Now that was different!
So what’s it like crossing over from doctor to patient?
Well, first of all, there is a bonus to it. You know the top medical professionals there, which does get your daughter seen quickly and you have a good relationship with the people looking after you.
Plus, with it being the first time most of my wife’s colleagues had met Sophie, there was the bonus of them being bowled over by her cuteness and keen to look after her.
All of which was very nice.
For my wife though, it must have been so strange. One minute she’s the doctor looking after all these poorly children and talking with their parents about management plans, medication and monitoring.
The next, she’s in the bed next to them looking after her own sick daughter and being beholden to the management plans of other people.
It can’t have been easy.
And then there’s the whole hospital experience itself. Sophie was there because she couldn’t go four hours without needing her inhaler and it was quite right for them to be constantly monitoring her numbers, doing her saturation levels, checking her pulse etc etc.

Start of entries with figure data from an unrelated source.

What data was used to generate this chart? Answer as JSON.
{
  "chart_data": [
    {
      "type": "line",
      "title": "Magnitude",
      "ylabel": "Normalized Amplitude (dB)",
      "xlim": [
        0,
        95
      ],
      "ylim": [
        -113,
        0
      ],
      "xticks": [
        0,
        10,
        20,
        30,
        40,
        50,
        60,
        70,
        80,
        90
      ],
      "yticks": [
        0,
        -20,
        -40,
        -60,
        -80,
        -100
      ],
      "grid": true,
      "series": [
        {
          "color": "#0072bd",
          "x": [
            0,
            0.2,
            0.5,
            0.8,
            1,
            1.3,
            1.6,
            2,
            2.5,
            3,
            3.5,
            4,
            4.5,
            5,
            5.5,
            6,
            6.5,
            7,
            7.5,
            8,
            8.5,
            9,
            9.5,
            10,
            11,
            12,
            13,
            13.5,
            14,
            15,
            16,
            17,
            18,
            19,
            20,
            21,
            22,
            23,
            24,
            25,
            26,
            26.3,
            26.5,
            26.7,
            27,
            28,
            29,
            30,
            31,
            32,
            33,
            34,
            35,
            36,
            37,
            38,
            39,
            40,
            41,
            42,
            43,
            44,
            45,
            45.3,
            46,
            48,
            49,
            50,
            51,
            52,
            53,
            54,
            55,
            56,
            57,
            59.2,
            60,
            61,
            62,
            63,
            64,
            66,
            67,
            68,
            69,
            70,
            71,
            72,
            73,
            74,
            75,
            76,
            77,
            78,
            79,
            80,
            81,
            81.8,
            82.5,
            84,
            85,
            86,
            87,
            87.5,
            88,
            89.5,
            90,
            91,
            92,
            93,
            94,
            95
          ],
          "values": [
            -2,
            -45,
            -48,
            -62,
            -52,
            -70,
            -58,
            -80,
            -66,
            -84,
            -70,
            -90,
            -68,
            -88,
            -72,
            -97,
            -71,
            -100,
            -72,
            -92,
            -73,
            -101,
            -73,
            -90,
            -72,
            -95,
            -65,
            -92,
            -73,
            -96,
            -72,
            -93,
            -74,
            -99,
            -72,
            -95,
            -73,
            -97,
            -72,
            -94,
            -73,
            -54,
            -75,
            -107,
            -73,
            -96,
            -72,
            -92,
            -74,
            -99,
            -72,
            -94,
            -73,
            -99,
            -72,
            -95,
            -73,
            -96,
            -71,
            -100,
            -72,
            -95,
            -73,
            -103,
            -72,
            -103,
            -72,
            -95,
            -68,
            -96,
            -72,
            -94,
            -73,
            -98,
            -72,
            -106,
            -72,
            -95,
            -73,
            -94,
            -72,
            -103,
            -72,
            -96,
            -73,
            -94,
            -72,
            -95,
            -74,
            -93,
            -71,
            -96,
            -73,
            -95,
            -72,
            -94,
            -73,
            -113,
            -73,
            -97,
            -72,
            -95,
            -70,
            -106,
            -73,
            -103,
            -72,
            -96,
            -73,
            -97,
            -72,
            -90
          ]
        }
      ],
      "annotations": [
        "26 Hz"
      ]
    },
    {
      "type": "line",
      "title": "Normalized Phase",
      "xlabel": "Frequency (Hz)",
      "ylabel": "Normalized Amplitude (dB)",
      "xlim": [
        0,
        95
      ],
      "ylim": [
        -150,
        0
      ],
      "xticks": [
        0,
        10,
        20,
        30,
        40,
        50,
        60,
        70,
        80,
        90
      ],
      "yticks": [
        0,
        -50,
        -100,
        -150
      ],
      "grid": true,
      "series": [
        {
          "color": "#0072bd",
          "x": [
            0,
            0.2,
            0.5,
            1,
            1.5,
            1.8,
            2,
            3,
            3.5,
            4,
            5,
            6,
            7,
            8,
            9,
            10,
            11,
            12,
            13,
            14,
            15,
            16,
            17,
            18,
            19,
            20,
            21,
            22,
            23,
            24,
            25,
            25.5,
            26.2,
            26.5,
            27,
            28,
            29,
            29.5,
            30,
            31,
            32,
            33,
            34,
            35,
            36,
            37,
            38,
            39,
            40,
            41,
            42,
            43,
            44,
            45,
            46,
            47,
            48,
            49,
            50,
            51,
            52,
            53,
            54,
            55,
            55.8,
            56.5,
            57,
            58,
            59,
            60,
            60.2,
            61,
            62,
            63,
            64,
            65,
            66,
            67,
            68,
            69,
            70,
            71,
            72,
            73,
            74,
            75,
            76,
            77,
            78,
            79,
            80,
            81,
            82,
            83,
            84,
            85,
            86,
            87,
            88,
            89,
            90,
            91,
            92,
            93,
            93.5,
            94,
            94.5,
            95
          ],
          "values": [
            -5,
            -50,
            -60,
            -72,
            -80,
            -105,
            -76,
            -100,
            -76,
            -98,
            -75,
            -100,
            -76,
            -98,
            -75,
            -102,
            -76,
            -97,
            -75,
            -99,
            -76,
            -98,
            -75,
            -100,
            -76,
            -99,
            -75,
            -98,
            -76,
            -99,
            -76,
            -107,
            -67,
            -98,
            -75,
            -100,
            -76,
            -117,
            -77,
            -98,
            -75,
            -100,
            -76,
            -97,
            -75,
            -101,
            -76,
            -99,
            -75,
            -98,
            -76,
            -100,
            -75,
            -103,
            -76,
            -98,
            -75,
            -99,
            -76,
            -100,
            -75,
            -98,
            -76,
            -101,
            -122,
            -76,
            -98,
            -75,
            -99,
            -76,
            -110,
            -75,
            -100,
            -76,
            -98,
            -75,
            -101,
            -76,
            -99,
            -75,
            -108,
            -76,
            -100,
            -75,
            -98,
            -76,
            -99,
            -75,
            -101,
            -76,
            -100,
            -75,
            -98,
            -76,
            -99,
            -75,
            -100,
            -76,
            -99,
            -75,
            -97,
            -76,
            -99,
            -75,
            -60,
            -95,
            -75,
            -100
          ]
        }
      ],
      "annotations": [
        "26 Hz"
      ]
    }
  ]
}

However, what it did mean, and this was particularly uncomfortable overnight, was people coming to check on her regularly, touching her and moving her when she was fast asleep and constantly disturbing her.

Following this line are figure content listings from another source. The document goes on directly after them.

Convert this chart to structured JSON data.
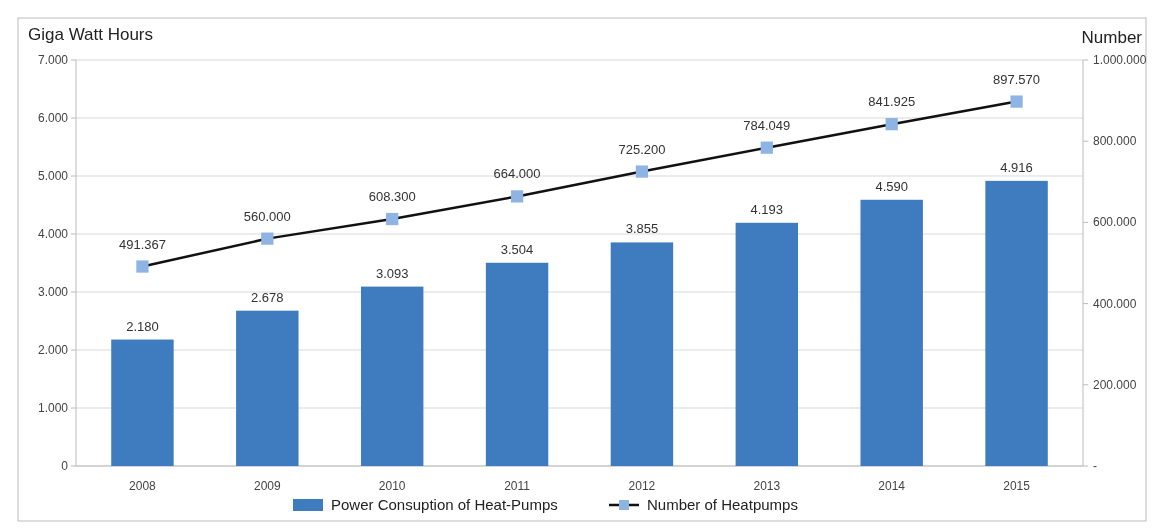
{
  "chart_data": {
    "type": "bar",
    "ylabel": "Giga Watt Hours",
    "y2label": "Number",
    "categories": [
      "2008",
      "2009",
      "2010",
      "2011",
      "2012",
      "2013",
      "2014",
      "2015"
    ],
    "series": [
      {
        "name": "Power Consuption of Heat-Pumps",
        "color": "#3f7bbf",
        "values": [
          2180,
          2678,
          3093,
          3504,
          3855,
          4193,
          4590,
          4916
        ],
        "value_labels": [
          "2.180",
          "2.678",
          "3.093",
          "3.504",
          "3.855",
          "4.193",
          "4.590",
          "4.916"
        ]
      },
      {
        "name": "Number of Heatpumps",
        "type": "line",
        "axis": "y2",
        "color": "#8db4e2",
        "marker": "square",
        "values": [
          491367,
          560000,
          608300,
          664000,
          725200,
          784049,
          841925,
          897570
        ],
        "value_labels": [
          "491.367",
          "560.000",
          "608.300",
          "664.000",
          "725.200",
          "784.049",
          "841.925",
          "897.570"
        ]
      }
    ],
    "ylim": [
      0,
      7000
    ],
    "yticks": [
      {
        "value": 0,
        "label": "0"
      },
      {
        "value": 1000,
        "label": "1.000"
      },
      {
        "value": 2000,
        "label": "2.000"
      },
      {
        "value": 3000,
        "label": "3.000"
      },
      {
        "value": 4000,
        "label": "4.000"
      },
      {
        "value": 5000,
        "label": "5.000"
      },
      {
        "value": 6000,
        "label": "6.000"
      },
      {
        "value": 7000,
        "label": "7.000"
      }
    ],
    "y2lim": [
      0,
      1000000
    ],
    "y2ticks": [
      {
        "value": 0,
        "label": "-"
      },
      {
        "value": 200000,
        "label": "200.000"
      },
      {
        "value": 400000,
        "label": "400.000"
      },
      {
        "value": 600000,
        "label": "600.000"
      },
      {
        "value": 800000,
        "label": "800.000"
      },
      {
        "value": 1000000,
        "label": "1.000.000"
      }
    ],
    "grid": "y",
    "legend": "bottom"
  }
}
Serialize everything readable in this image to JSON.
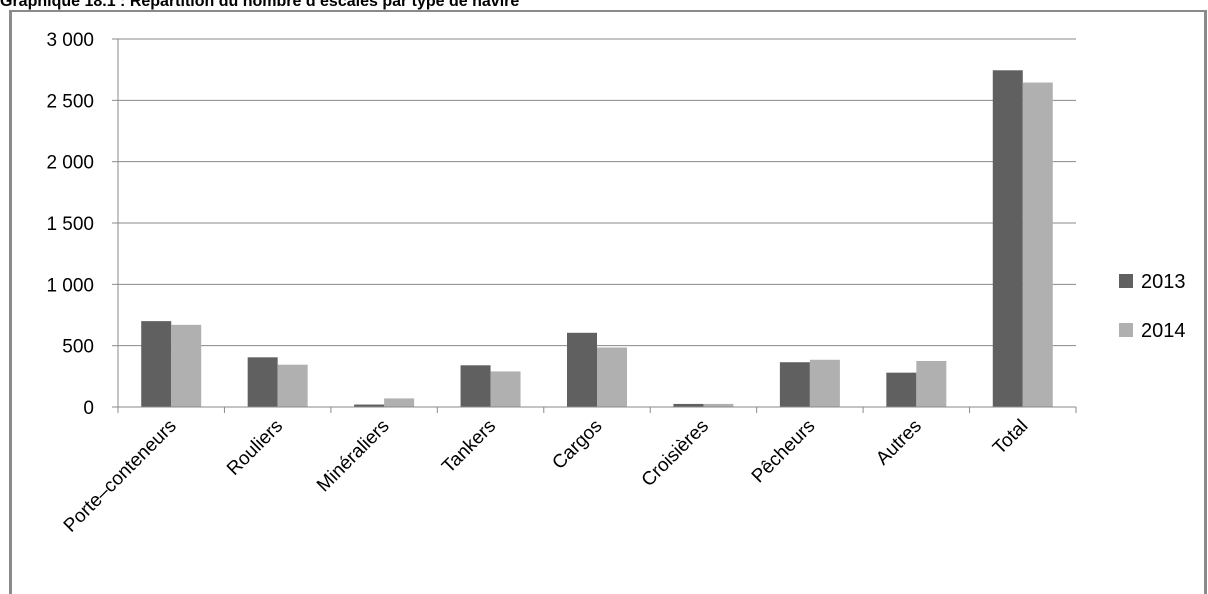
{
  "chart_data": {
    "type": "bar",
    "title": "Graphique 18.1 : Répartition du nombre d’escales par type de navire",
    "xlabel": "",
    "ylabel": "",
    "ylim": [
      0,
      3000
    ],
    "yticks": [
      0,
      500,
      1000,
      1500,
      2000,
      2500,
      3000
    ],
    "ytick_labels": [
      "0",
      "500",
      "1 000",
      "1 500",
      "2 000",
      "2 500",
      "3 000"
    ],
    "grid": "horizontal",
    "legend": "right",
    "categories": [
      "Porte–conteneurs",
      "Rouliers",
      "Minéraliers",
      "Tankers",
      "Cargos",
      "Croisières",
      "Pêcheurs",
      "Autres",
      "Total"
    ],
    "series": [
      {
        "name": "2013",
        "color": "#606060",
        "values": [
          700,
          405,
          20,
          340,
          605,
          25,
          365,
          280,
          2745
        ]
      },
      {
        "name": "2014",
        "color": "#b0b0b0",
        "values": [
          670,
          345,
          70,
          290,
          485,
          25,
          385,
          375,
          2645
        ]
      }
    ]
  }
}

My (for what little it’s worth!) medical diagnosis was that she simply needed a good night’s sleep.
Sadly though it isn’t always available in hospital and, even though it’s for the best possible reasons, it can be a bit unhelpful.

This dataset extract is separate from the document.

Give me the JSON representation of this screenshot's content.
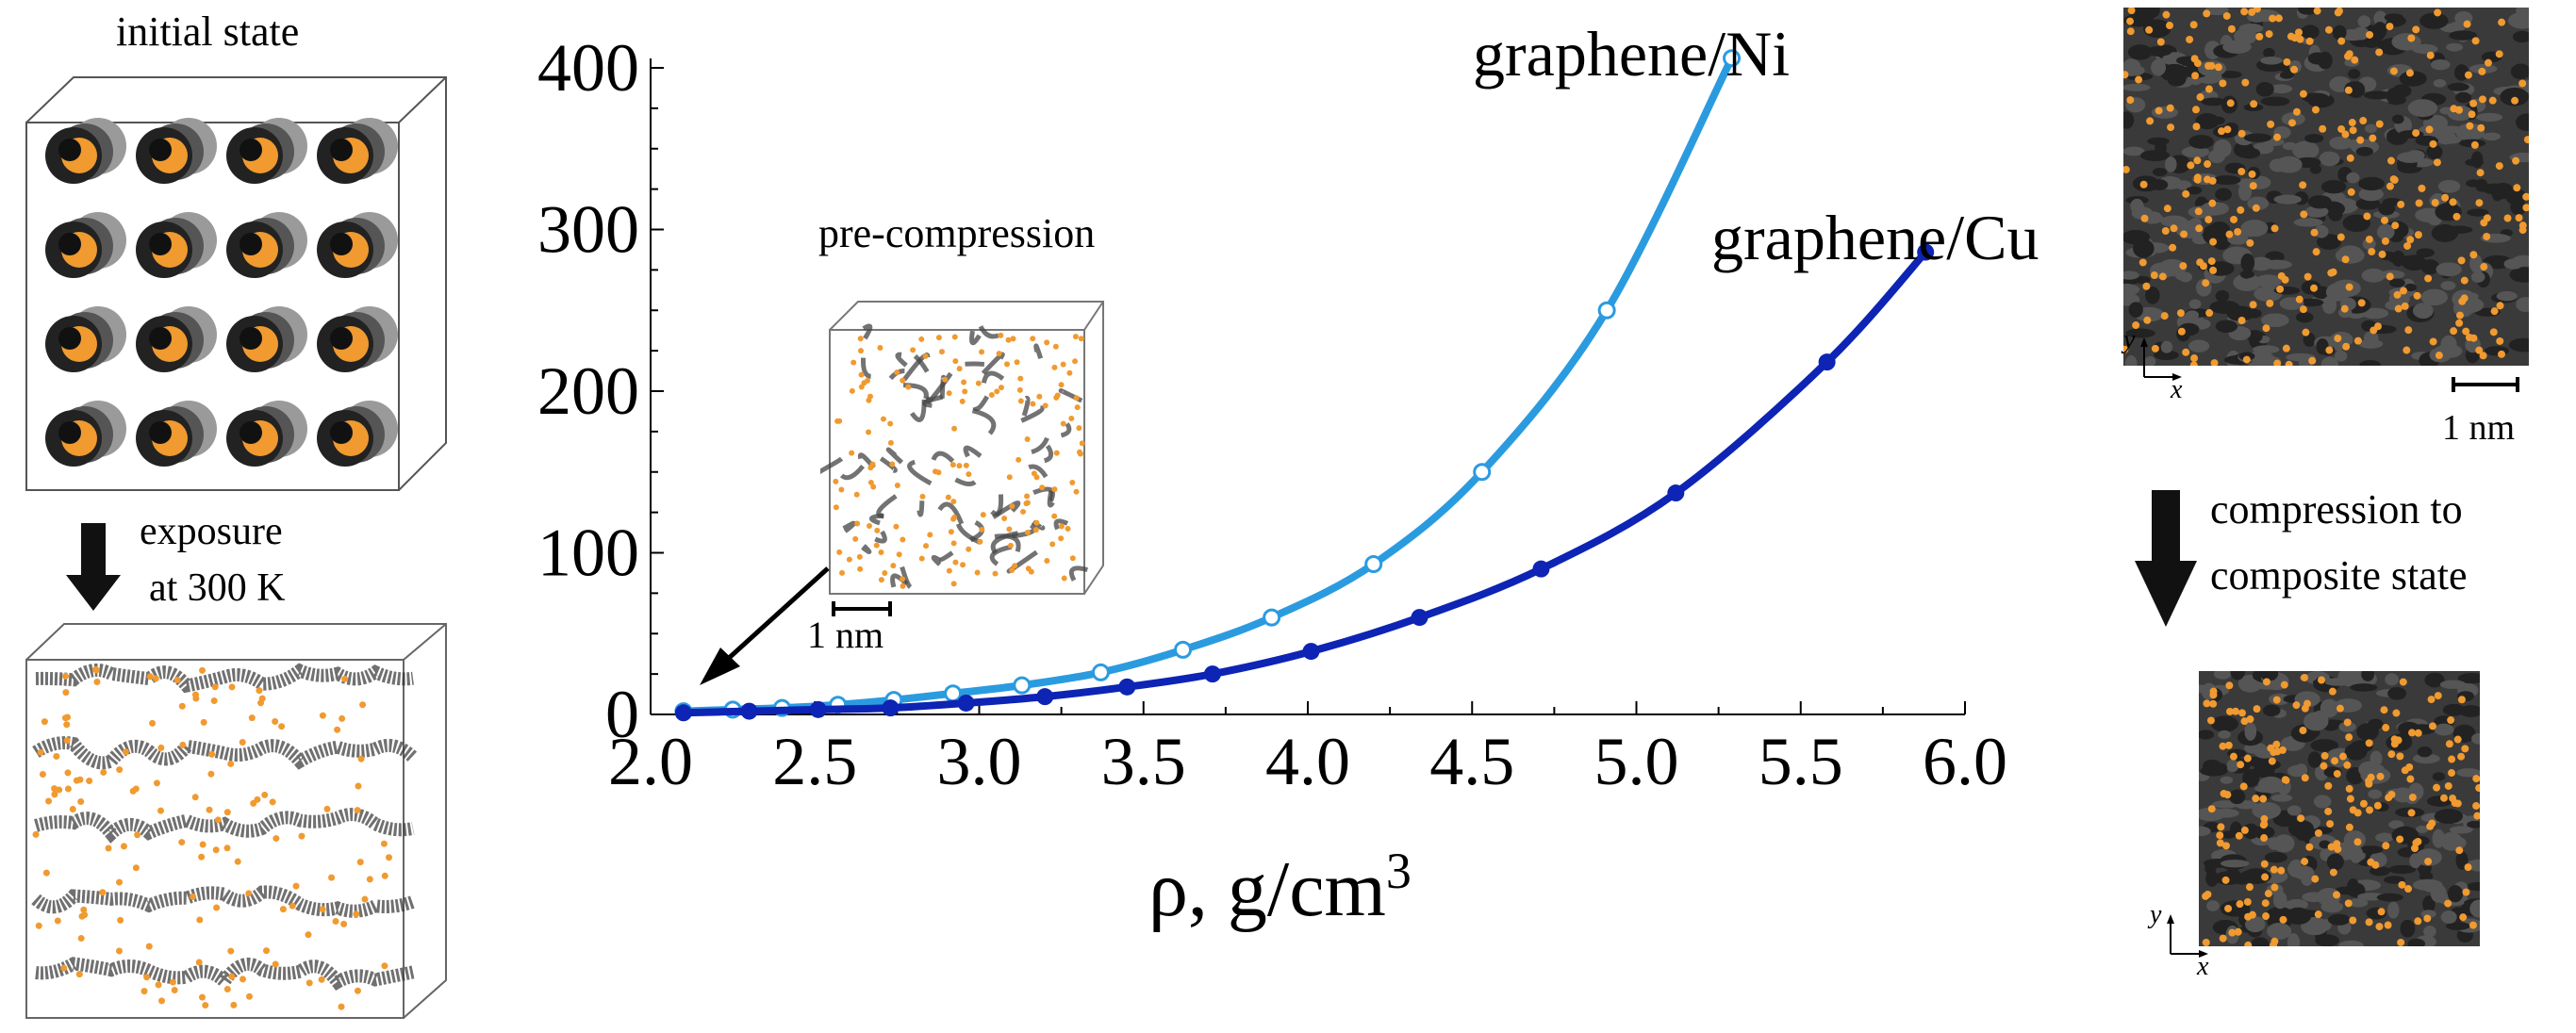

There was one point where they attached a monitor to her big toe while she was asleep and it had a red glow to it. It was fine while Sophie was asleep but at one point she naturally stirred awake briefly. At any other time she would have turned over and gone back to sleep; however the sight of her big toe glowing red really freaked her out and she was not for dropping off again while this alien object was attached to her.
She then spent the next two hours clinging onto me for dear life, exhausted but determined not to let herself be vulnerable again.
It opened our eyes to the frustrations of being a patient – waiting to see if the observations improve in a few hours, finding things to do to occupy your child, keeping positive. The staff were absolutely brilliant with her and looked after us so well. The ward is also well kitted out with stuff to keep children entertained.
It’s just not where you want to be.
Sophie’s home now, is on the mend and after a good night’s sleep can safely be said to be getting better. We’re grateful to God for that.
My heart goes out all the more now though to those thousands of families whose children do spend a lot of time in hospital and have to endure the paralysing worry of a sick child. We’re so fortunate to have a health system which can care for them.